THIS COLLEGE FOOTBALL season certainly has had its share of thrilling Saturdays, but as someone who believes in the smart use of analytics, its Tuesdays are driving me crazy. In 2014, the College Football Playoff selection committee ably seeded the country's strongest teams into its brackets. But this year, with tougher decisions to make, we're back to the "eye test," BCS-style politics and a very real chance that deserving teams will find themselves stranded outside the top four -- all because the committee has avoided the best statistical methods of measuring schedule strength.Any ranking seems to force a fundamental choice: Are we interested in finding the "most deserving" team, which has compiled an impressive record, or the "best" one, which has the greatest chance to win? I would argue, however, that these two questions are actually the same. The most deserving team is the best team, provided you adjust for clubs' dominance and strength of schedule. In 2012, for example, Alabama (12 -- 1) blew the doors off its regular season, outscoring opponents by an outrageous 361 points. Meanwhile, Notre Dame went undefeated by eking out five wins by a touchdown or less, including three against unranked opponents. That record (and history and their fan base) likely landed the Irish a title shot, but most analytics systems saw them, even at 12 -- 0, as unworthy of a championship bid. The Crimson Tide pulverized Notre Dame in the BCS final 42-14.
As fans, our lizard brains want to claim that wins and losses are all that matter, but you know that's not true. Take a moment and see just how many teams you can name off the top of your head that are better -- or, if you prefer, more deserving of a superior bowl bid -- than the Houston Cougars. Past performance is predictive, but only if we interpret it properly.
Last year the CFP selection committee seemed to not only understand but explicitly state the importance of schedule strength by booting TCU from its final four. This season, however, gaudy "W" totals have blinded the committee. Its first two releases ranked Baylor No. 6 in the country even though the Bears built their 8 -- 0 record against the five worst programs in the Big 12, plus Rice, SMU and Lamar. (What, Incarnate Word wasn't available?) Baylor then lost to Oklahoma, a result deemed an upset by most of the world but not by anyone paying attention to strength of schedule.

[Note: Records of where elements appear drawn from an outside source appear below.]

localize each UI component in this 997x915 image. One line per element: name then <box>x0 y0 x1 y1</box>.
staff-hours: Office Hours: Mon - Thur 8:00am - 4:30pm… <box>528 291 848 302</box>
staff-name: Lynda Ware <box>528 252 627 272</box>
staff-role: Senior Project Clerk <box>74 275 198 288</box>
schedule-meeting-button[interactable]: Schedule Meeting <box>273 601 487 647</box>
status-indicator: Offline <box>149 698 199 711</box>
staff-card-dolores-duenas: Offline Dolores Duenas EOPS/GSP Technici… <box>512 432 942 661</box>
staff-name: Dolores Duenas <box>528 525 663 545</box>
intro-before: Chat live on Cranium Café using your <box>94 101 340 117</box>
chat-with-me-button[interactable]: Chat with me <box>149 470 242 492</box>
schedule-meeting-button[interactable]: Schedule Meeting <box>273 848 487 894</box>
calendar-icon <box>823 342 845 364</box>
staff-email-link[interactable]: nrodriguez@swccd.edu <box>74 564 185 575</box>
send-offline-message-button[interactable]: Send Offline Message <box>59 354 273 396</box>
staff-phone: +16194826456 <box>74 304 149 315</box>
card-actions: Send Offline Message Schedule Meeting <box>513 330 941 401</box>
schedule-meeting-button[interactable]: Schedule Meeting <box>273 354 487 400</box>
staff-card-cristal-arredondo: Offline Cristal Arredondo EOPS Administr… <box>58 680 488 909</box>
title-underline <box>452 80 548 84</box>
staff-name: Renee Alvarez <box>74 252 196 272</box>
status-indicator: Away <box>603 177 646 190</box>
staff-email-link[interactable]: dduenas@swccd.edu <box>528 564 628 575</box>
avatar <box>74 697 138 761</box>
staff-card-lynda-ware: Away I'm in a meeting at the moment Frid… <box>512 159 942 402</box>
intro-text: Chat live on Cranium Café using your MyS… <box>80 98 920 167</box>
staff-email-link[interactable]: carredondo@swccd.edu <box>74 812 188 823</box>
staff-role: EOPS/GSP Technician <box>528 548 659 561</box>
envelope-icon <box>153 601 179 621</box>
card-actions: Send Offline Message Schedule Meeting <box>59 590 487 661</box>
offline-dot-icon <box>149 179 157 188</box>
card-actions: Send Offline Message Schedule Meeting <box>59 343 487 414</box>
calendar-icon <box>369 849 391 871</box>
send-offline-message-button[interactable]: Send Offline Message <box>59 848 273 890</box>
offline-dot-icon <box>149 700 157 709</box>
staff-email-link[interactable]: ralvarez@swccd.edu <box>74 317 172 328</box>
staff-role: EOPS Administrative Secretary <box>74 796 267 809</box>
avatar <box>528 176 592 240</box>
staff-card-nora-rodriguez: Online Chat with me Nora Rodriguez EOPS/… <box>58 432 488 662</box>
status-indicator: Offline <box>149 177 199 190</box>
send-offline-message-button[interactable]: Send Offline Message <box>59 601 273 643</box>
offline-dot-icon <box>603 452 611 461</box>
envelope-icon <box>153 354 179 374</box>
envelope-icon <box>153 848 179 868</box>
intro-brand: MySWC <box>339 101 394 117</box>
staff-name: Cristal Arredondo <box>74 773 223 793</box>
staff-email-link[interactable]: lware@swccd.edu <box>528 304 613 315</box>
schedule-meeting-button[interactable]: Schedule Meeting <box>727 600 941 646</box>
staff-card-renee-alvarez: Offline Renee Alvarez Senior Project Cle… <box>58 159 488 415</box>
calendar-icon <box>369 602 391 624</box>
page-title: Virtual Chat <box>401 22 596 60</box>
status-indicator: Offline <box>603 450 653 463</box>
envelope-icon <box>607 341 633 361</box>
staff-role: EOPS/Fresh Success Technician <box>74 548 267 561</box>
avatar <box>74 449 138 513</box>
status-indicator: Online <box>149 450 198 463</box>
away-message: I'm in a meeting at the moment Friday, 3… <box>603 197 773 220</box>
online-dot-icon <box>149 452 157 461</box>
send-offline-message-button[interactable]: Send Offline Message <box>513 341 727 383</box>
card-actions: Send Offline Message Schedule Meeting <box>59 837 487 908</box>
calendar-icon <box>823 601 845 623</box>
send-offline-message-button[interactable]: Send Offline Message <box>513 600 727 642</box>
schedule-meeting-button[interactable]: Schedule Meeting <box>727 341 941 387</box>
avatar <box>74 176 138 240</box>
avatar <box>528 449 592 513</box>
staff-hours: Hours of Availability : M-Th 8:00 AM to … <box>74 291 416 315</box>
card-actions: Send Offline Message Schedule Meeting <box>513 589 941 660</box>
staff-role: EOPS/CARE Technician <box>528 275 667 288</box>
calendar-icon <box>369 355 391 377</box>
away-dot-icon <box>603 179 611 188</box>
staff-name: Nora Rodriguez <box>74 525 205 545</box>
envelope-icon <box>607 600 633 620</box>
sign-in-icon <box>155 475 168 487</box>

Oklahoma State is in the CFP's top 10 (through Week 11) despite opposition nearly as weak as Baylor's. Ditto for Iowa. Ohio State, which spent most of its nonconference schedule stifling yawns against Hawaii and Western Michigan, is in the CFP top four even though committee members haven't been particularly impressed with the Buckeyes. "We think they're a team that probably hasn't played its best yet," chairman Jeff Long said after the second week of rankings. "We think their best games are in front of them." Translation: The committee is grading Ohio State not on results but on its hope that another Urban Meyer team will have a great finish.
Here's a thought: The selection committee should adopt some honest-to-goodness analytics to assess strength of schedule. The simplest way to do this is literally called the simple rating system (SRS), which mathematically answers the question of how strong every team in the country would have to be for all the scores, week by week, to come out the way they did, then expresses the results in points above or below average. SRS is part of ESPN's Football Power Index, and its strength-of-schedule ratings are also broken out at sports-reference.com. There are other valid standards too, such as asking how likely it is that an elite team would go undefeated against a given club's schedule, the method adopted by Brian Fremeau of ESPN Insider and Football Outsiders.
Any reasonable, comprehensive measure of schedule strength would be better than cherry-picking quality wins and dubious losses. Such a measure would suggest the committee is overrating Iowa and severely underrating Stanford. Statistics don't have to trump observation, but we all need data to check the eye test and hedge against favoritism.